Gender neutral dolls raise questions about identity


Disembodied doll parts for a DIY paper doll.

What has blue eyes, blonde hair, and tanned skin? Add disproportionately long legs, a waist the width of a pinky, and perfectly perky breasts to the mix and this has been the face of the doll industry for over sixty years. 

Barbie Millicent Roberts made her debut in 1959. Launched by the toy company Mattel, she was modeled after influential females of the time, Marilyn Monroe and Elizabeth Taylor. 

Since Barbie’s release, young girls have learned that they too can be astronauts, paleontologists, and computer engineers, all the while remaining fashionable. From 1959 to 2019 Barbie has evolved from the ideal representation of the modern woman to a more realistic version of one. Mattel’s doll line, Creatable World, is the company’s newest efforts to remain progressive in an ever-changing world. 
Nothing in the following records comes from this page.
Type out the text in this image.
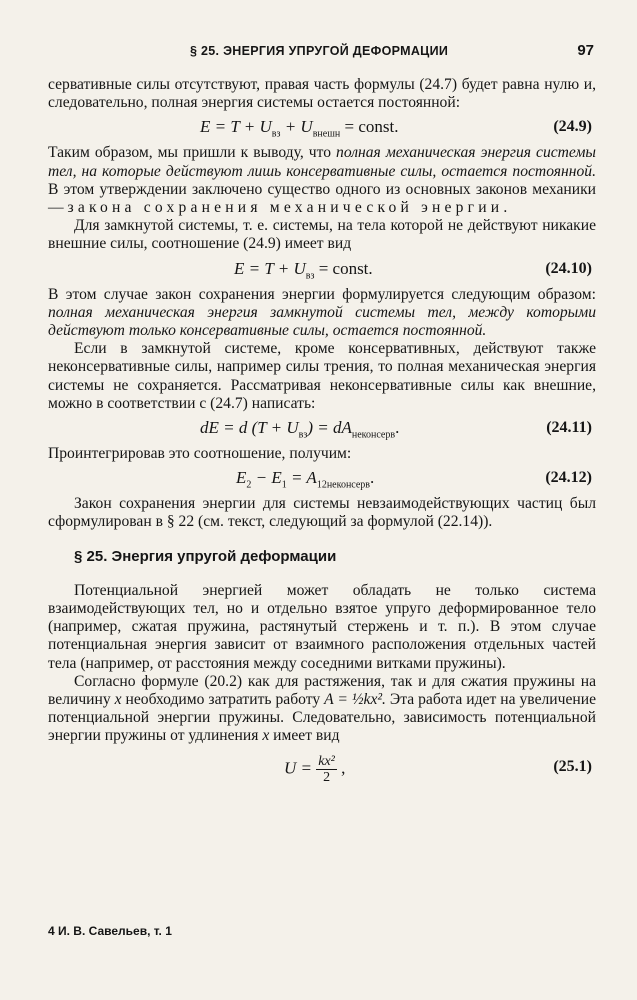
§ 25. ЭНЕРГИЯ УПРУГОЙ ДЕФОРМАЦИИ	97

сервативные силы отсутствуют, правая часть формулы (24.7) будет равна нулю и, следовательно, полная энергия системы остается постоянной:

$E = T + U_{вз} + U_{внешн}$ = const.	(24.9)

Таким образом, мы пришли к выводу, что полная механическая энергия системы тел, на которые действуют лишь консервативные силы, остается постоянной. В этом утверждении заключено существо одного из основных законов механики — закона сохранения механической энергии.

Для замкнутой системы, т. е. системы, на тела которой не действуют никакие внешние силы, соотношение (24.9) имеет вид

$E = T + U_{вз}$ = const.	(24.10)

В этом случае закон сохранения энергии формулируется следующим образом: полная механическая энергия замкнутой системы тел, между которыми действуют только консервативные силы, остается постоянной.

Если в замкнутой системе, кроме консервативных, действуют также неконсервативные силы, например силы трения, то полная механическая энергия системы не сохраняется. Рассматривая неконсервативные силы как внешние, можно в соответствии с (24.7) написать:

dE = d $(T + U_{вз}) = dA_{неконсерв}$.	(24.11)

Проинтегрировав это соотношение, получим:

$E_2 - E_1 = A_{12неконсерв}$.	(24.12)

Закон сохранения энергии для системы невзаимодействующих частиц был сформулирован в § 22 (см. текст, следующий за формулой (22.14)).

§ 25. Энергия упругой деформации

Потенциальной энергией может обладать не только система взаимодействующих тел, но и отдельно взятое упруго деформированное тело (например, сжатая пружина, растянутый стержень и т. п.). В этом случае потенциальная энергия зависит от взаимного расположения отдельных частей тела (например, от расстояния между соседними витками пружины).

Согласно формуле (20.2) как для растяжения, так и для сжатия пружины на величину x необходимо затратить работу A = ½kx². Эта работа идет на увеличение потенциальной энергии пружины. Следовательно, зависимость потенциальной энергии пружины от удлинения x имеет вид

$U = \frac{\text{kx²}}{2}$ ,	(25.1)
4 И. В. Савельев, т. 1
“Introducing ‘Creatable World,’ a doll designed to keep labels out and invite everyone in, giving kids the freedom to create their own characters again and again.” The Mattel website features this quote on their homepage next to a picture of one of their darker dolls. The image is split in half so that two sides of the character are shown: one with short hair and a sparkly jacket, the other with long hair and a shark imprinted t-shirt. 
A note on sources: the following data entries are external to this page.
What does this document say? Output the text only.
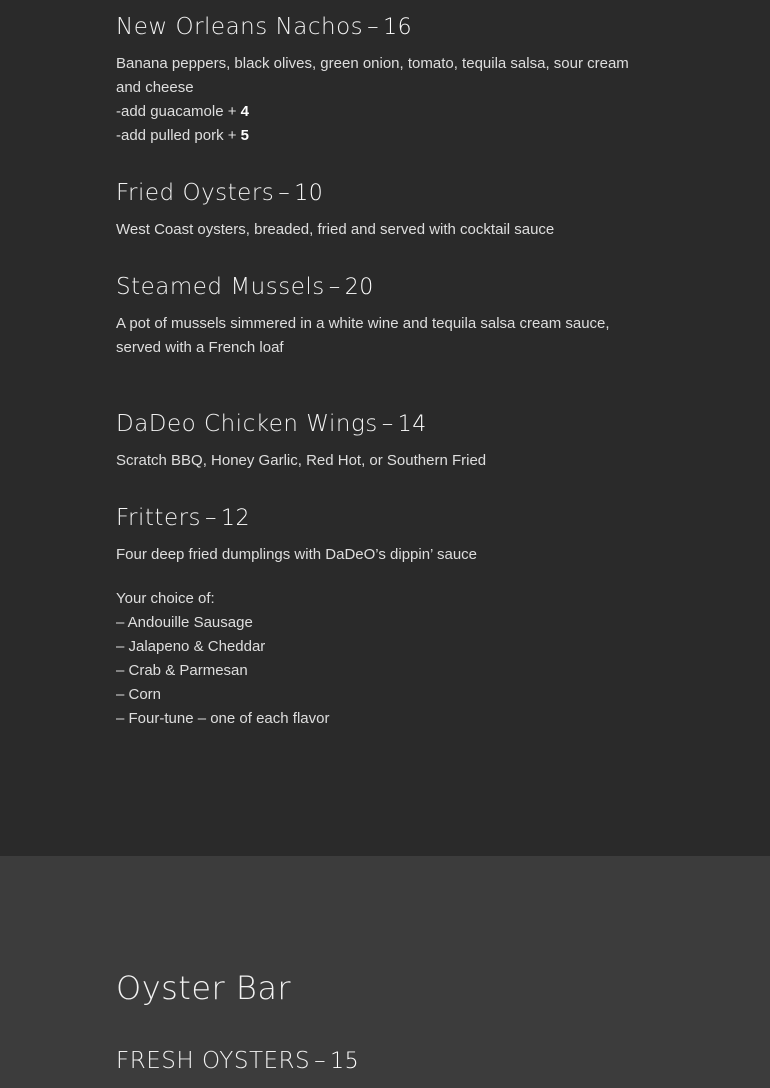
New Orleans Nachos – 16

Banana peppers, black olives, green onion, tomato, tequila salsa, sour cream and cheese

-add guacamole + 4

-add pulled pork + 5

Fried Oysters – 10

West Coast oysters, breaded, fried and served with cocktail sauce

Steamed Mussels – 20

A pot of mussels simmered in a white wine and tequila salsa cream sauce, served with a French loaf

DaDeo Chicken Wings – 14

Scratch BBQ, Honey Garlic, Red Hot, or Southern Fried

Fritters – 12

Four deep fried dumplings with DaDeO’s dippin’ sauce

Your choice of:

– Andouille Sausage

– Jalapeno & Cheddar

– Crab & Parmesan

– Corn

– Four-tune – one of each flavor

Oyster Bar
FRESH OYSTERS – 15
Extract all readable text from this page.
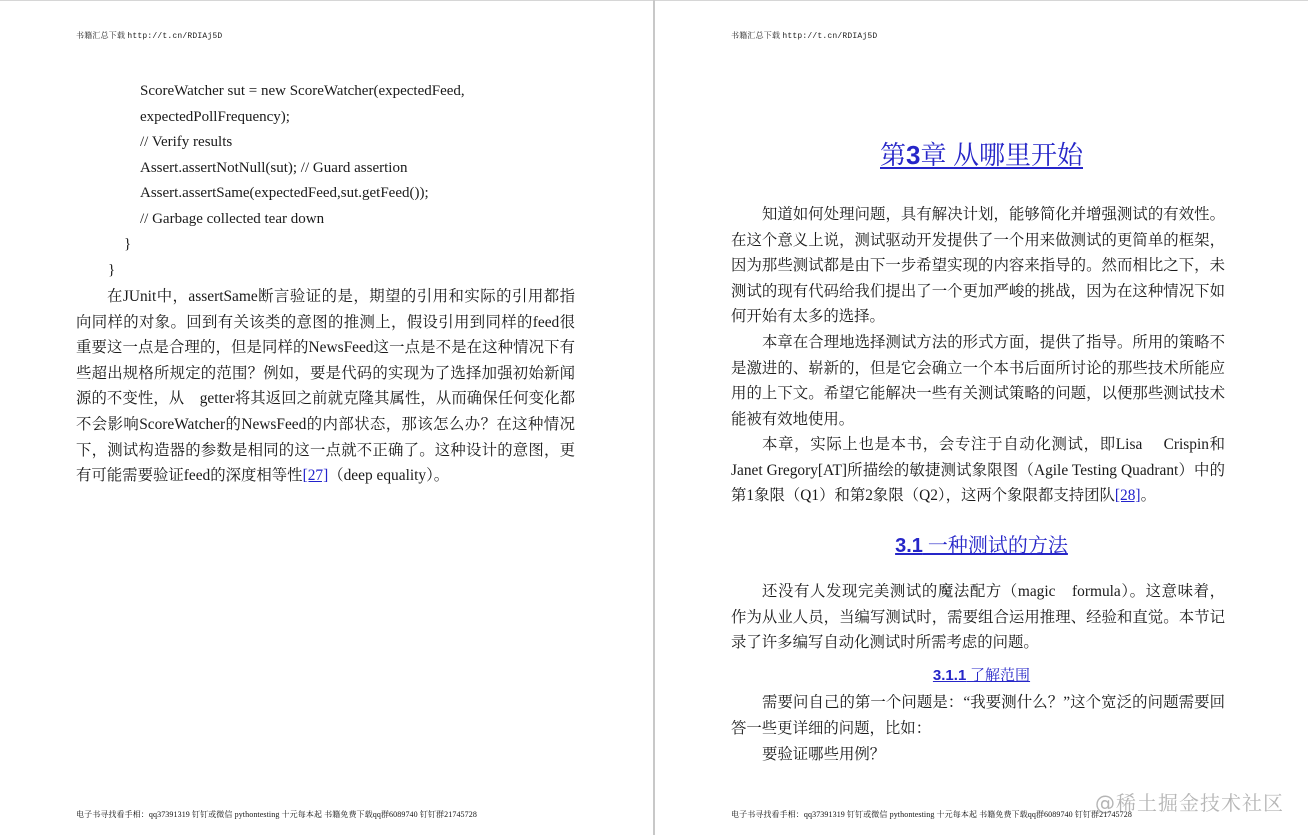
书籍汇总下载 http://t.cn/RDIAj5D
ScoreWatcher sut = new ScoreWatcher(expectedFeed,
expectedPollFrequency);
// Verify results
Assert.assertNotNull(sut); // Guard assertion
Assert.assertSame(expectedFeed,sut.getFeed());
// Garbage collected tear down
}
}
在JUnit中，assertSame断言验证的是，期望的引用和实际的引用都指向同样的对象。回到有关该类的意图的推测上，假设引用到同样的feed很重要这一点是合理的，但是同样的NewsFeed这一点是不是在这种情况下有些超出规格所规定的范围？例如，要是代码的实现为了选择加强初始新闻源的不变性，从　getter将其返回之前就克隆其属性，从而确保任何变化都不会影响ScoreWatcher的NewsFeed的内部状态，那该怎么办？在这种情况下，测试构造器的参数是相同的这一点就不正确了。这种设计的意图，更有可能需要验证feed的深度相等性[27]（deep equality）。
电子书寻找看手相：qq37391319 钉钉或微信 pythontesting 十元每本起 书籍免费下载qq群6089740 钉钉群21745728
书籍汇总下载 http://t.cn/RDIAj5D
第3章 从哪里开始
知道如何处理问题，具有解决计划，能够简化并增强测试的有效性。在这个意义上说，测试驱动开发提供了一个用来做测试的更简单的框架，因为那些测试都是由下一步希望实现的内容来指导的。然而相比之下，未测试的现有代码给我们提出了一个更加严峻的挑战，因为在这种情况下如何开始有太多的选择。
本章在合理地选择测试方法的形式方面，提供了指导。所用的策略不是激进的、崭新的，但是它会确立一个本书后面所讨论的那些技术所能应用的上下文。希望它能解决一些有关测试策略的问题，以便那些测试技术能被有效地使用。
本章，实际上也是本书，会专注于自动化测试，即Lisa　 Crispin和Janet Gregory[AT]所描绘的敏捷测试象限图（Agile Testing Quadrant）中的第1象限（Q1）和第2象限（Q2），这两个象限都支持团队[28]。
3.1 一种测试的方法
还没有人发现完美测试的魔法配方（magic　formula）。这意味着，作为从业人员，当编写测试时，需要组合运用推理、经验和直觉。本节记录了许多编写自动化测试时所需考虑的问题。
3.1.1 了解范围
需要问自己的第一个问题是：“我要测什么？”这个宽泛的问题需要回答一些更详细的问题，比如：
要验证哪些用例？
电子书寻找看手相：qq37391319 钉钉或微信 pythontesting 十元每本起 书籍免费下载qq群6089740 钉钉群21745728
@稀土掘金技术社区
The Creatable World collection features six dolls ranging from ivory, to honey, to chocolate skin tones. Each character comes with two hairstyles, long and short, as well as multiple outfits. No doll is coded extremely masculine or feminine, giving children the opportunity to create a doll with which they resonate. These gender neutral dolls are the product of Mattel’s intensive research. They met with over 250 families with children identifying all over the gender spectrum. 

Credited with a large part of identity are influences growing up. Often, people look up to those they read about in books, those they watch on television, or those they listen to on the radio. CCis-gender, straight males, and females see themselves in all industries: i.e. television, film, music, modelling. On the contrary, non-binary people have been little represented. Now, with these dolls, children can see themselves in something other than a mirror. This begs the question, however, whether gender neutral dolls actually help children discover their identity from a young age.
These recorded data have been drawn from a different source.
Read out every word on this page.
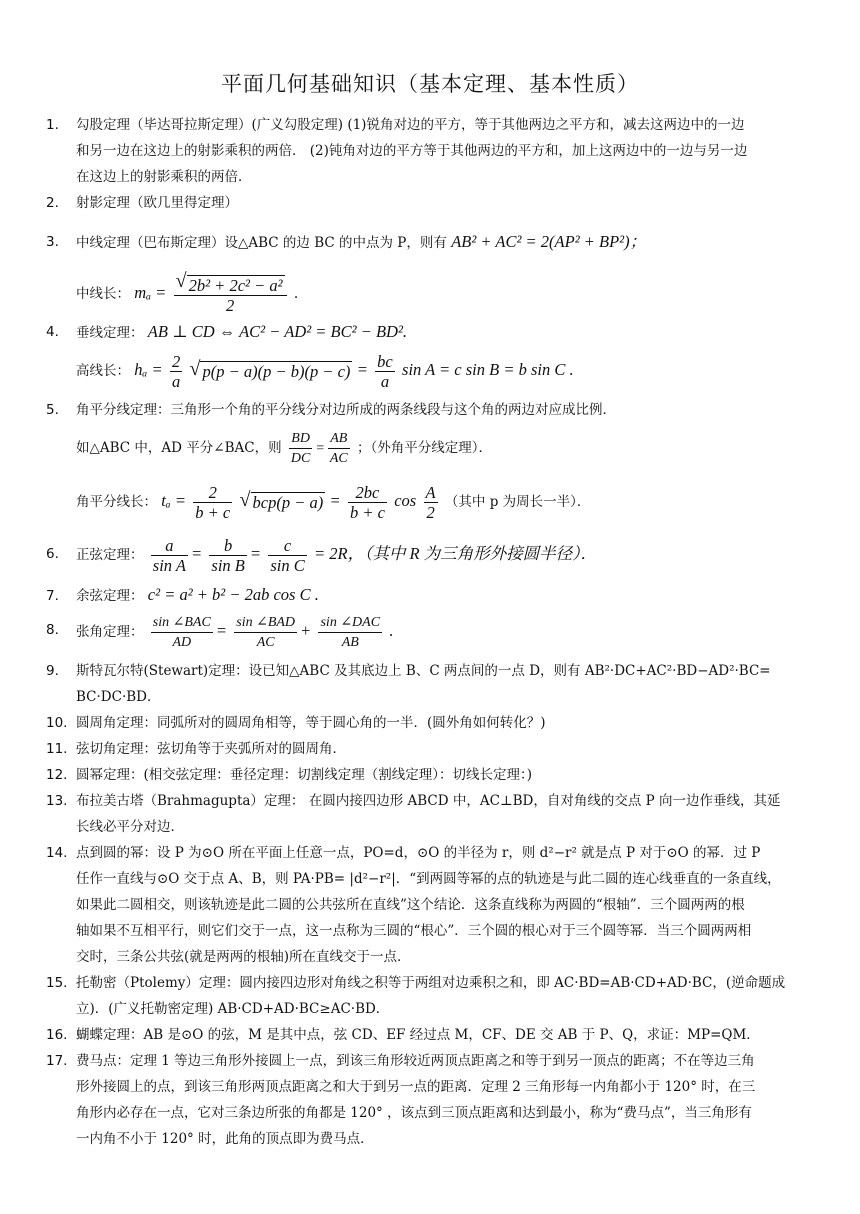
平面几何基础知识（基本定理、基本性质）
1.	勾股定理（毕达哥拉斯定理）(广义勾股定理) (1)锐角对边的平方，等于其他两边之平方和，减去这两边中的一边
和另一边在这边上的射影乘积的两倍． (2)钝角对边的平方等于其他两边的平方和，加上这两边中的一边与另一边
在这边上的射影乘积的两倍．
2.	射影定理（欧几里得定理）
3.	中线定理（巴布斯定理）设△ABC 的边 BC 的中点为 P，则有 AB² + AC² = 2(AP² + BP²)；
中线长： $m_a = \frac{\text{√ 2b² + 2c² − a²}}{2}$ .
4.	垂线定理： AB ⊥ CD ⇔ AC² − AD² = BC² − BD².
高线长： $h_a = \frac{2}{a}$
√ $p(p - a)(p - b)(p - c) = \frac{bc}{a}$ sin A = c sin B = b sin C .
5.	角平分线定理：三角形一个角的平分线分对边所成的两条线段与这个角的两边对应成比例．
如△ABC 中，AD 平分∠BAC，则 $\frac{BD}{DC} = \frac{AB}{AC}$ ；（外角平分线定理）．
角平分线长： $t_a = \frac{2}{b + c}$
√ $bcp(p - a) = \frac{2bc}{b + c}$ $\cos \frac{A}{2}$ （其中 p 为周长一半）．
6.	正弦定理： $\frac{a}{\text{sin A}} = \frac{b}{\text{sin B}} = \frac{c}{\text{sin C}} = 2R$，（其中 R 为三角形外接圆半径）．
7.	余弦定理： c² = a² + b² − 2ab cos C .
8.	张角定理： $\frac{\text{sin ∠BAC}}{AD} = \frac{\text{sin ∠BAD}}{AC} + \frac{\text{sin ∠DAC}}{AB}$ .
9.	斯特瓦尔特(Stewart)定理：设已知△ABC 及其底边上 B、C 两点间的一点 D，则有 AB²·DC+AC²·BD−AD²·BC=
BC·DC·BD．
10. 圆周角定理：同弧所对的圆周角相等，等于圆心角的一半．(圆外角如何转化？)
11. 弦切角定理：弦切角等于夹弧所对的圆周角．
12. 圆幂定理：(相交弦定理：垂径定理：切割线定理（割线定理）：切线长定理：)
13. 布拉美古塔（Brahmagupta）定理： 在圆内接四边形 ABCD 中，AC⊥BD，自对角线的交点 P 向一边作垂线，其延
长线必平分对边．
14. 点到圆的幂：设 P 为⊙O 所在平面上任意一点，PO=d，⊙O 的半径为 r，则 d²−r² 就是点 P 对于⊙O 的幂．过 P
任作一直线与⊙O 交于点 A、B，则 PA·PB= |d²−r²|．“到两圆等幂的点的轨迹是与此二圆的连心线垂直的一条直线，
如果此二圆相交，则该轨迹是此二圆的公共弦所在直线”这个结论．这条直线称为两圆的“根轴”．三个圆两两的根
轴如果不互相平行，则它们交于一点，这一点称为三圆的“根心”．三个圆的根心对于三个圆等幂．当三个圆两两相
交时，三条公共弦(就是两两的根轴)所在直线交于一点．
15. 托勒密（Ptolemy）定理：圆内接四边形对角线之积等于两组对边乘积之和，即 AC·BD=AB·CD+AD·BC，(逆命题成
立)．(广义托勒密定理) AB·CD+AD·BC≥AC·BD．
16. 蝴蝶定理：AB 是⊙O 的弦，M 是其中点，弦 CD、EF 经过点 M，CF、DE 交 AB 于 P、Q，求证：MP=QM．
17. 费马点：定理 1 等边三角形外接圆上一点，到该三角形较近两顶点距离之和等于到另一顶点的距离；不在等边三角
形外接圆上的点，到该三角形两顶点距离之和大于到另一点的距离．定理 2 三角形每一内角都小于 120° 时，在三
角形内必存在一点，它对三条边所张的角都是 120° ，该点到三顶点距离和达到最小，称为“费马点”，当三角形有
一内角不小于 120° 时，此角的顶点即为费马点．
According to Chloe Hammond, a 2016 Sir Francis Drake High School graduate who identifies with they/them pronouns, “Yes, gender neutral dolls will definitely help children discover their identity from a younger age.”

Growing up, Hammond struggled with their identity. 

“The biggest part of it was not knowing that I had, not necessarily a choice, but like I always thought maybe it was a sexuality thing? Like maybe I’m gay, maybe I’m bi[sexual]? I think deep down I had to come to terms with who I was and how I wanted to present rather than who I was attracted to,” they said. 

This confusion for Hammond, they said, can be associated with the fact that growing up, they/them pronouns were not commonly used, nor were they widely understood. For two of Hammond’s friends, they knew how they wanted to identify but didn’t have the language for it. This provides the dolls with an opportunity to educate. 

To Hammond, comprehensive sex education is important for children’s basic life skills. In middle school, kids learn about the male and female body and how it changes during puberty, although, that education ends around seventh grade and does not include relevant topics such as gender and sexuality. 

“There is a total lack of understanding that people have regarding sex and sexuality. On top of that, going through puberty is such a confusing time. The fact that queer folks have like zero resources for trying to figure out who we are totally affects how you see yourself and how you grow up,” Hammond said. 

Barbie has been the queen of expression for years. The Creatable World dolls continue Mattel’s message of allowing kids to express themselves, however they please.